Adjust to 3.2. The contents are then stirred for 15 minutes, filtered, then washed with 20 gallons (75.7) of water, then filtered again. Six 100 g samples are each suspended in six 300 g of water. The PH of each suspension is adjusted to the value indicated in Table 7 by adding the required amount of HNO ₃ or NaOH and maintained at the indicated PH for approximately 15 minutes. Next, the suspension is filtered, the gel is taken out and baked at 400°C for 1 hour. Its crystal phase, intensity and light resistance were measured and the results are listed in Table 7. [Table] Expresses emissivity change in %.

Claims (1)

[Claims] 1. When 90% by weight of barium sulfate is mixed uniformly, barium sulfate occupies the entire visible spectrum in the wavelength range of 450 to 525 nm.

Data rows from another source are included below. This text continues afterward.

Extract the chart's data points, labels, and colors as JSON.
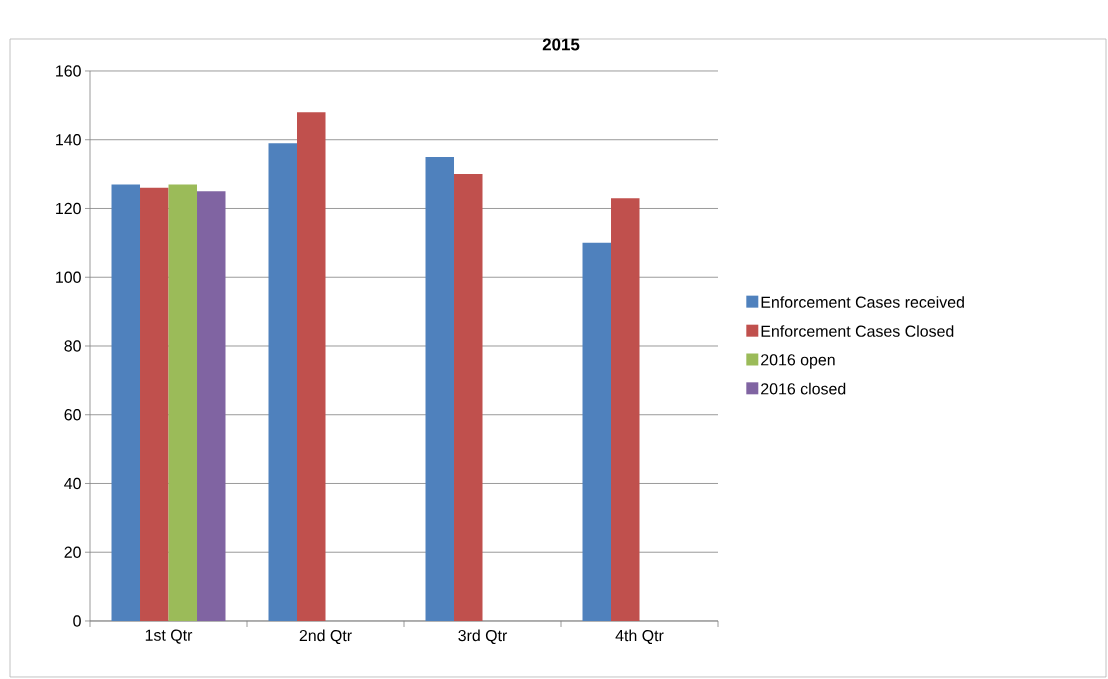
{
  "chart_data": {
    "type": "bar",
    "title": "2015",
    "categories": [
      "1st Qtr",
      "2nd Qtr",
      "3rd Qtr",
      "4th Qtr"
    ],
    "series": [
      {
        "name": "Enforcement Cases received",
        "color": "#4f81bd",
        "values": [
          127,
          139,
          135,
          110
        ]
      },
      {
        "name": "Enforcement Cases Closed",
        "color": "#c0504d",
        "values": [
          126,
          148,
          130,
          123
        ]
      },
      {
        "name": "2016 open",
        "color": "#9bbb59",
        "values": [
          127,
          null,
          null,
          null
        ]
      },
      {
        "name": "2016 closed",
        "color": "#8064a2",
        "values": [
          125,
          null,
          null,
          null
        ]
      }
    ],
    "ylim": [
      0,
      160
    ],
    "yticks": [
      0,
      20,
      40,
      60,
      80,
      100,
      120,
      140,
      160
    ],
    "grid": "y",
    "legend": "right"
  }
}
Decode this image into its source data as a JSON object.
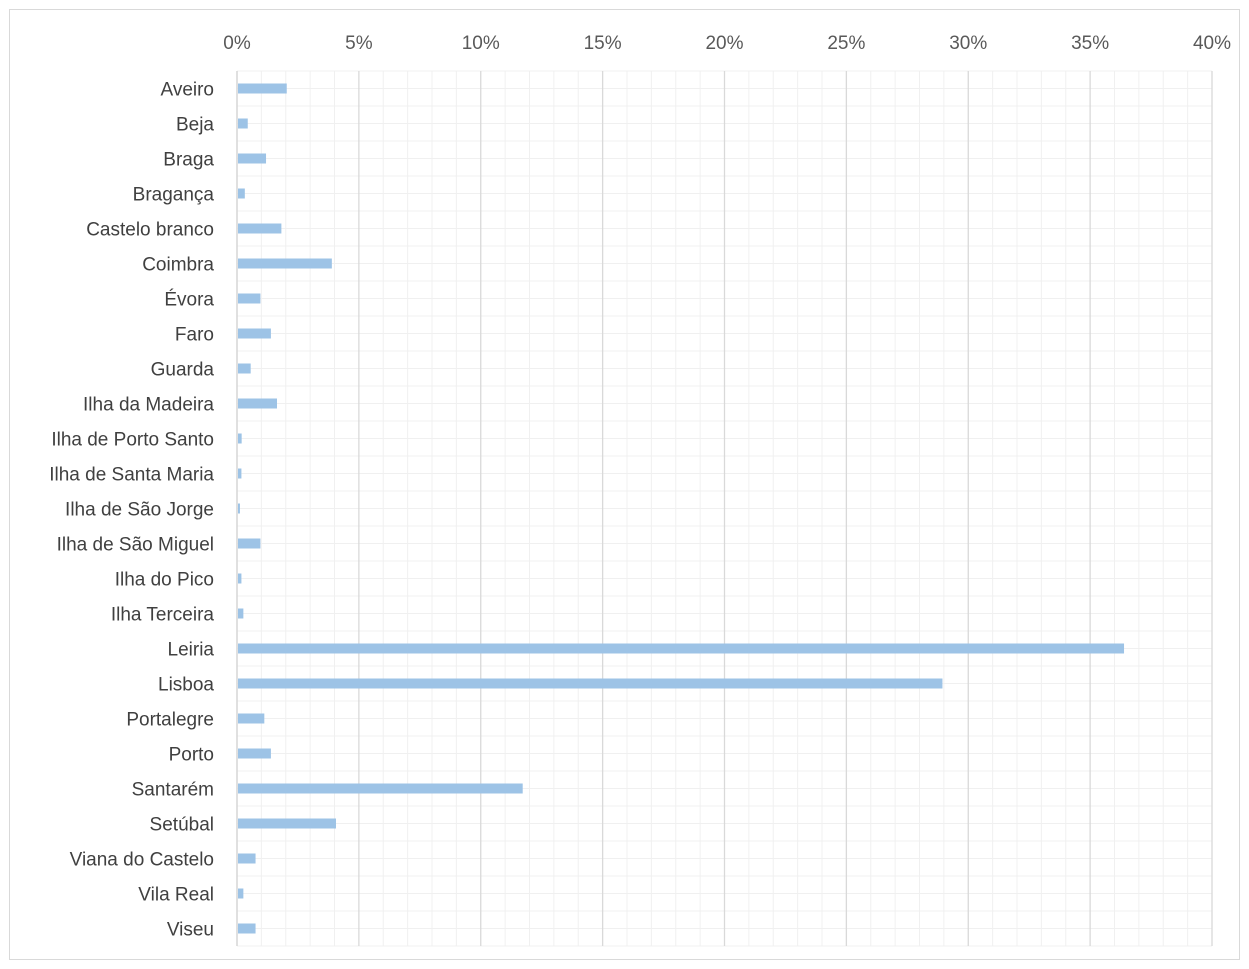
{
  "chart_data": {
    "type": "bar",
    "orientation": "horizontal",
    "x_axis_position": "top",
    "x_tick_labels": [
      "0%",
      "5%",
      "10%",
      "15%",
      "20%",
      "25%",
      "30%",
      "35%",
      "40%"
    ],
    "xlim": [
      0,
      0.4
    ],
    "grid": true,
    "legend": "none",
    "bar_color": "#9dc3e6",
    "gridline_color": "#d9d9d9",
    "minor_gridline_color": "#f0f0f0",
    "categories": [
      "Aveiro",
      "Beja",
      "Braga",
      "Bragança",
      "Castelo branco",
      "Coimbra",
      "Évora",
      "Faro",
      "Guarda",
      "Ilha da Madeira",
      "Ilha de Porto Santo",
      "Ilha de Santa Maria",
      "Ilha de São Jorge",
      "Ilha de São Miguel",
      "Ilha do Pico",
      "Ilha Terceira",
      "Leiria",
      "Lisboa",
      "Portalegre",
      "Porto",
      "Santarém",
      "Setúbal",
      "Viana do Castelo",
      "Vila Real",
      "Viseu"
    ],
    "values": [
      0.02,
      0.004,
      0.0115,
      0.0028,
      0.0178,
      0.0385,
      0.0092,
      0.0135,
      0.0052,
      0.016,
      0.0015,
      0.0014,
      0.0008,
      0.0092,
      0.0014,
      0.0022,
      0.3635,
      0.289,
      0.0108,
      0.0135,
      0.1168,
      0.0402,
      0.0072,
      0.0022,
      0.0072
    ]
  }
}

Bright primrose yellow synthetic monoclinic bismuth vanadate for pigments that exhibit an increase in reflectance of at least about 65 units on a scale of 100 units of reflectance. 2. The bismuth vanadate of claim 1, wherein the increase in powder reflectance is at least about 70 units. 3. Bismuth vanadate according to claim 1, wherein the light resistance in paint exhibits a decrease in reflectance of less than about 11% after 44-hour phaseometer exposure. 4. Bismuth vanadate according to claim 1, wherein the lightfastness in paint exhibits a decrease in reflectance of less than about 7% upon exposure to a 44-hour fadeometer. 5. The bismuth vanadate according to claim 1, wherein the intensity in paint exhibits a green filter reflectance of at least about 60%. 6. The bismuth vanadate of claim 1, wherein the intensity in the paint exhibits a green filter reflectance of at least about 64%. 7. Bismuth vanadate according to claim 1, wherein the lightfastness in a paint exhibits a decrease in reflectance of less than about 7% after 44-hour exposure to a fadeometer, and the intensity in the paint shows at least about
Bismuth vanadate with 60% green filter reflectance. 8. Bismuth vanadate according to claim 2, wherein the lightfastness in paint shows a decrease in reflectance of less than about 7% after 44 hour exposure with a fadeometer, and the intensity in paint shows at least about
Bismuth vanadate with 64% green filter reflectance. 9. A method for producing bright primrose yellow synthetic monoclinic bismuth vanadate for pigment use, which comprises the following steps A to E. A nitric acid solution of Bi(NO ₃ ) _{3.5H 2} O and a solution of an alkali vanadate salt dissolved in an aqueous base selected from sodium hydroxide and potassium hydroxide,
Mix; precipitate the suspended bismuth vanadate gel in a solution containing dissolved alkali nitrate ^;
The molar ratio of VO ₄ ^3- is 0.95:100 to 1.10:1.00, and the normality of the acid solution and base solution is adjusted before mixing so that the pH of the mixture is 1.0 to 8.0. B. Adjust the pH of the suspension to 1.9 to 3.6. C. Remove the gel from the suspension. D. Wash the gel with water until the alkali nitrate content of the gel is 20% by weight or less based on the theoretical yield of bismuth vanadate. E. Bake this gel at a temperature of 200 to 500°C for 0.4 to 3 hours. 10 A method for producing bismuth vanadate according to claim 9, wherein the moles of Bi ³⁺ and VO ₄ ^3- are
The manufacturing method is 0.98:1.00 to 1.02:1.00. 11. A method for producing bismuth vanadate according to claim 9, which adjusts the pH of the B stage to 3.3 to 3.5. 12. A method for producing bismuth vanadate according to claim 9, wherein the gel is washed with water until the gel contains 5 to 7% by weight of alkali nitrate. 13. A method for producing bismuth vanadate according to claim 9, wherein the gel is calcined at 380 to 460°C for about 1 hour. 14. A method for producing bismuth vanadate according to claim 9, wherein the molar ratio of Bi ³⁺ and VO ₄ ^3- is from 0.98:1.00 to 1.02:1.00;
Adjust the pH to 1.5 to 2.0, and adjust the pH to stage B.
3.3 to 3.5, washing the gel with water until the content of alaryl nitrate in the gel is 5 to 7%, and calcining the gel at a temperature of 380 to 460°C for 1 hour. 15. A method for producing bismuth vanadate according to claim 14, which comprises dissolving Na ₃ VO ₄ in an aqueous sodium hydroxide solution.